München - Der Krisenstab Asyl hat beschlossen, das medizinische Personal aufzustocken, damit bei den Asylbewerbern in der Bayernkaserne in München mehr Gesundheitsuntersuchungen stattfinden können.

In der Erstaufnahmeeinrichtung für Asylbewerber in München soll die Kapazität für Gesundheitsuntersuchungen erhöht werden. Mehr Gesundheitsuntersuchungen seien ein Schlüssel für eine zügige Entlastung der Bayernkaserne, erklärte Bayerns Sozialministerin Emilia Müller (CSU) am Sonntag nach einer Sitzung des Krisenstabes Asyl.
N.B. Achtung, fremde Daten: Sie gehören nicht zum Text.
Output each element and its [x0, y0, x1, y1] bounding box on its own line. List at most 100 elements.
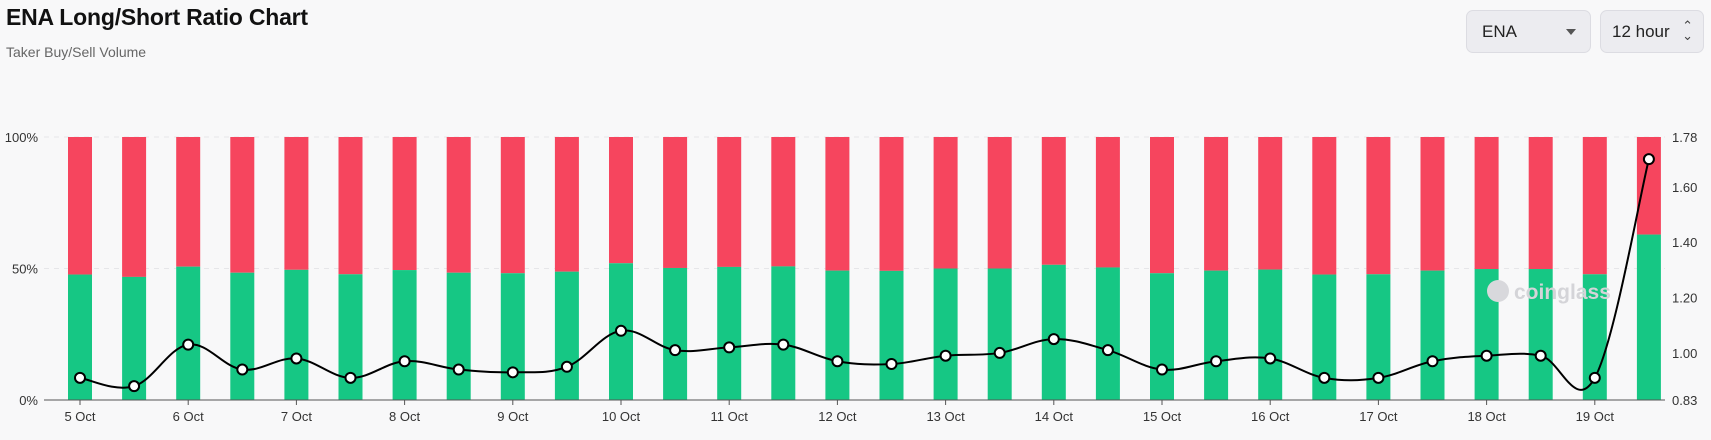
chart-axes: 0% 50% 100% 0.83 1.00 1.20 1.40 1.60 1.78 5 Oct 6 … [5, 130, 1698, 424]
ratio-point [1210, 355, 1223, 368]
x-tick-label: 13 Oct [926, 409, 965, 424]
bar-short [1041, 137, 1066, 265]
ratio-point [1101, 344, 1114, 357]
bar-long [1041, 264, 1066, 400]
bar-long [1204, 270, 1229, 400]
chart-subtitle: Taker Buy/Sell Volume [6, 44, 147, 60]
bar-short [392, 137, 417, 271]
bar-short [338, 137, 363, 275]
x-tick-label: 18 Oct [1467, 409, 1506, 424]
ratio-point [290, 352, 303, 365]
ratio-point [1372, 371, 1385, 384]
bar-short [1095, 137, 1120, 268]
chevron-down-icon [1566, 29, 1576, 35]
x-tick-label: 19 Oct [1576, 409, 1615, 424]
bar-long [1258, 269, 1283, 400]
bar-long [284, 269, 309, 400]
x-tick-label: 8 Oct [389, 409, 420, 424]
bar-long [825, 270, 850, 400]
bar-short [1312, 137, 1337, 275]
y-right-tick-label: 1.00 [1672, 346, 1697, 361]
bar-short [771, 137, 796, 267]
x-tick-label: 11 Oct [711, 409, 749, 424]
bar-long [230, 272, 255, 400]
coin-select[interactable]: ENA [1466, 10, 1591, 53]
bar-long [1095, 267, 1120, 400]
bar-long [446, 272, 471, 400]
bar-long [122, 276, 147, 400]
bar-short [717, 137, 742, 267]
y-right-tick-label: 0.83 [1672, 393, 1697, 408]
x-tick-label: 12 Oct [818, 409, 857, 424]
ratio-point [560, 360, 573, 373]
bar-short [879, 137, 904, 271]
x-tick-label: 14 Oct [1035, 409, 1074, 424]
bar-long [771, 266, 796, 400]
bar-short [609, 137, 633, 264]
bar-long [879, 270, 904, 400]
ratio-point [1426, 355, 1439, 368]
bar-short [284, 137, 309, 270]
ratio-line [79, 158, 1650, 391]
y-left-tick-label: 100% [5, 130, 39, 145]
ratio-point [1588, 371, 1601, 384]
ratio-point [1642, 153, 1655, 166]
bar-long [1420, 270, 1445, 400]
x-tick-label: 17 Oct [1359, 409, 1398, 424]
ratio-point [452, 363, 465, 376]
bar-long [554, 271, 579, 400]
ratio-point [182, 338, 195, 351]
chart-bars [68, 137, 1661, 400]
x-tick-label: 5 Oct [64, 409, 95, 424]
ratio-point [1264, 352, 1277, 365]
bar-short [1474, 137, 1499, 270]
sort-updown-icon: ⌃ ⌄ [1682, 18, 1693, 43]
ratio-point [1534, 349, 1547, 362]
ratio-point [236, 363, 249, 376]
bar-short [1636, 137, 1661, 235]
y-right-tick-label: 1.20 [1672, 291, 1697, 306]
ratio-point [831, 355, 844, 368]
bar-long [987, 268, 1012, 400]
ratio-point [344, 371, 357, 384]
y-left-tick-label: 0% [19, 393, 38, 408]
ratio-point [74, 371, 86, 384]
y-right-tick-label: 1.78 [1672, 130, 1697, 145]
ratio-point [723, 341, 736, 354]
interval-select[interactable]: 12 hour ⌃ ⌄ [1600, 10, 1704, 53]
ratio-line-group [74, 153, 1655, 393]
bar-short [1150, 137, 1174, 274]
ratio-point [128, 380, 141, 393]
bar-short [176, 137, 201, 267]
bar-short [500, 137, 525, 274]
bar-short [933, 137, 958, 269]
bar-long [717, 266, 742, 400]
interval-select-value: 12 hour [1612, 21, 1670, 41]
coin-select-value: ENA [1482, 21, 1517, 41]
watermark-text: coinglass [1514, 281, 1611, 304]
ratio-point [1047, 333, 1060, 346]
ratio-point [669, 344, 682, 357]
coinglass-logo-icon [1487, 280, 1509, 302]
ratio-point [1318, 371, 1331, 384]
bar-short [987, 137, 1012, 269]
bar-short [1204, 137, 1229, 271]
y-left-tick-label: 50% [12, 262, 38, 277]
y-right-tick-label: 1.60 [1672, 180, 1697, 195]
bar-long [500, 273, 525, 400]
bar-long [1150, 273, 1174, 400]
page-title: ENA Long/Short Ratio Chart [6, 4, 308, 30]
bar-short [68, 137, 92, 275]
coinglass-watermark: coinglass [1487, 280, 1611, 304]
bar-short [1366, 137, 1391, 275]
ratio-point [885, 358, 898, 371]
ratio-point [939, 349, 952, 362]
x-tick-label: 6 Oct [173, 409, 204, 424]
ratio-point [993, 346, 1006, 359]
ratio-point [1156, 363, 1168, 376]
x-tick-label: 15 Oct [1143, 409, 1182, 424]
bar-short [1258, 137, 1283, 270]
ratio-point [1480, 349, 1493, 362]
bar-long [1636, 234, 1661, 400]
Zusätzlich werde das medizinische Personal vor Ort aufgestockt, um die Basisversorgung in den Einrichtungen zu verbessern.

Am vergangenen Wochenende hatten einige Neuankömmlinge in der Bayernkaserne im Freien geschlafen. Inzwischen wurden zusätzliche Notunterkünfte geschaffen. Mit einem Wochenplan will der Krisenstab „die Zeit überbrücken, bis der Notfallplan Winter steht. Wir müssen bereits Anfang der Woche wissen, wo wir im Fall der Fälle am nächsten Wochenende kurzfristige Erstaufnahmeplätze schaffen können“, erklärte die Ministerin.